Le milliardaire s'est spécialisé depuis longtemps dans l'acquisition d'entreprises à la rentabilité sur le long terme, en n'hésitant pas à revenir vers l'industrie quant tout le monde ne jure que sur la finance (rachat de Heinz par exemple), et vit lui même de manière austère, du moins à l'échelle d'un milliardaire. Cette attitude "à l'ancienne" est-elle le secret de sa réussite ? Fait-elle des émules aux États-Unis ou ailleurs dans le monde ?

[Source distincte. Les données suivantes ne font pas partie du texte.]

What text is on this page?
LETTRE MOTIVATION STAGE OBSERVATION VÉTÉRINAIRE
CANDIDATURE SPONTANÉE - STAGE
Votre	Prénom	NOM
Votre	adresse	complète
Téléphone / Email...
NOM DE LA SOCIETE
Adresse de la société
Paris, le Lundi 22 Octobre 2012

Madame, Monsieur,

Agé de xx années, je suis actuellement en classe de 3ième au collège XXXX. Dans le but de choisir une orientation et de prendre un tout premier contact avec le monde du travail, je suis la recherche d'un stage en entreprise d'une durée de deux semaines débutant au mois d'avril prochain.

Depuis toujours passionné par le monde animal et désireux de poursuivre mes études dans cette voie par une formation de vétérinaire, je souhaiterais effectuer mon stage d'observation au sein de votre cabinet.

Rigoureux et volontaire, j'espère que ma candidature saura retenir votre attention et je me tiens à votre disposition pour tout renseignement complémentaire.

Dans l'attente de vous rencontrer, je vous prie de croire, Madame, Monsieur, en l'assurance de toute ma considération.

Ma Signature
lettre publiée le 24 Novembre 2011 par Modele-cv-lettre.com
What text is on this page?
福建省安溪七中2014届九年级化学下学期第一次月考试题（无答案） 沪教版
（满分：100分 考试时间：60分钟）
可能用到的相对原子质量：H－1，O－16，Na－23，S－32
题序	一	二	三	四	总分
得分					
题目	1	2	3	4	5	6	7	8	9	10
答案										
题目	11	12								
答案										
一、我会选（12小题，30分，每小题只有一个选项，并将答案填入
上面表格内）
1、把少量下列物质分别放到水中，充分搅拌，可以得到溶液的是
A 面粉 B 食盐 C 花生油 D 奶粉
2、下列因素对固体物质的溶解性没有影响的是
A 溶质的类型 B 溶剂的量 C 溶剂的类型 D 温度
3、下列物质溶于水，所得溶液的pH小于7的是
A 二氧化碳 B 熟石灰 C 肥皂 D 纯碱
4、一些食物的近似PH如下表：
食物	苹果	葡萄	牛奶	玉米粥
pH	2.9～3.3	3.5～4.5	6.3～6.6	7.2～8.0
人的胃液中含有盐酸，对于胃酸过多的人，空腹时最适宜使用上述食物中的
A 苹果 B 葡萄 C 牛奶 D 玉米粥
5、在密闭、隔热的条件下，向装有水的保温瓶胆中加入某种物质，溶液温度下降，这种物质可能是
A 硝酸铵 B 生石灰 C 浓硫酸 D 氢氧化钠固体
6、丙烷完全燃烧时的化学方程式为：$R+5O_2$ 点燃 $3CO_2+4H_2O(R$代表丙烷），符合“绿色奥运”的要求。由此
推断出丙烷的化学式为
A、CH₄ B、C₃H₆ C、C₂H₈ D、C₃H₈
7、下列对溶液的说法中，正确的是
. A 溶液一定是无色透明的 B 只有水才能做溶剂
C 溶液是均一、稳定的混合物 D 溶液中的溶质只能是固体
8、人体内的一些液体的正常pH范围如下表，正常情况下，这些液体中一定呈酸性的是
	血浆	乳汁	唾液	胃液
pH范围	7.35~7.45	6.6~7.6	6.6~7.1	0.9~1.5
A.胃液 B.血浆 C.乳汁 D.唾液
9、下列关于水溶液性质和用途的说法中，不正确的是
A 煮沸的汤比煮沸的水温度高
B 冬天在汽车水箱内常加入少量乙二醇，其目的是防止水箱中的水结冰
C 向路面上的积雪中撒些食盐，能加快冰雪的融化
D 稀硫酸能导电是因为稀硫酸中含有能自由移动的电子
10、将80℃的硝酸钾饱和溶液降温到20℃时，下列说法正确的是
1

A la différence d’un financier, Warren Buffett est d’abord un entrepreneur et un dirigeant d’entreprise. L’un de ses plus gros échec a d’ailleurs été la reprise d’une société textile (Berkshire) qu’il a dû liquider la mort dans l’âme. Il pratique, ce que l’on appellerait en France un capitalisme familial. Il investit pour devenir un actionnaire-propriétaire, le plus souvent impliqué dans la gestion, et non un actionnaire-colocataire, comme le sont la plupart des fonds d’investissement. Comme il le dit, il n’achète pas du papier (une action), mais une entreprise (des murs, un savoir-faire,…). Sa stratégie d’investissement et d’acquisition est à l’opposé de celle des fonds de private equity, qui ont une logique purement financière. Il fait effectivement des émules, dans les conversations de salon, mais certainement pas assez dans la réalité, car s’il prône la patience et la constance, les marchés financiers lui préfèrent la rapidité et la volatilité. Warren Buffett est un austère, pas marrant. La finance est "bling-bling" et fun. Ce sont encore deux visions financières éloignées.

Que peuvent apprendre les patrons français de la réussite d'un Buffett ? Son histoire pourrait elle etre transposable en France, ou bien son parcours est-il trop lié à l'"American dream" pour être transposable dans l'Hexagone ?

A mon avis, l’histoire financière retiendra la richesse, mais aussi la philanthropie de Warren Buffett qui va céder son portefeuille d’actions à la fondation de Bill et Melinda Gates à sa mort. Le monde du management retiendra l’éclairage de Warren Buffett sur la gouvernance des entreprises. Sa clairvoyance managériale pourrait inciter les dirigeants de sociétés par actions à modifier leur organisation, leur principes en vue d’utiliser la finance comme un outil d’allocation des ressources et non comme une fin en soi.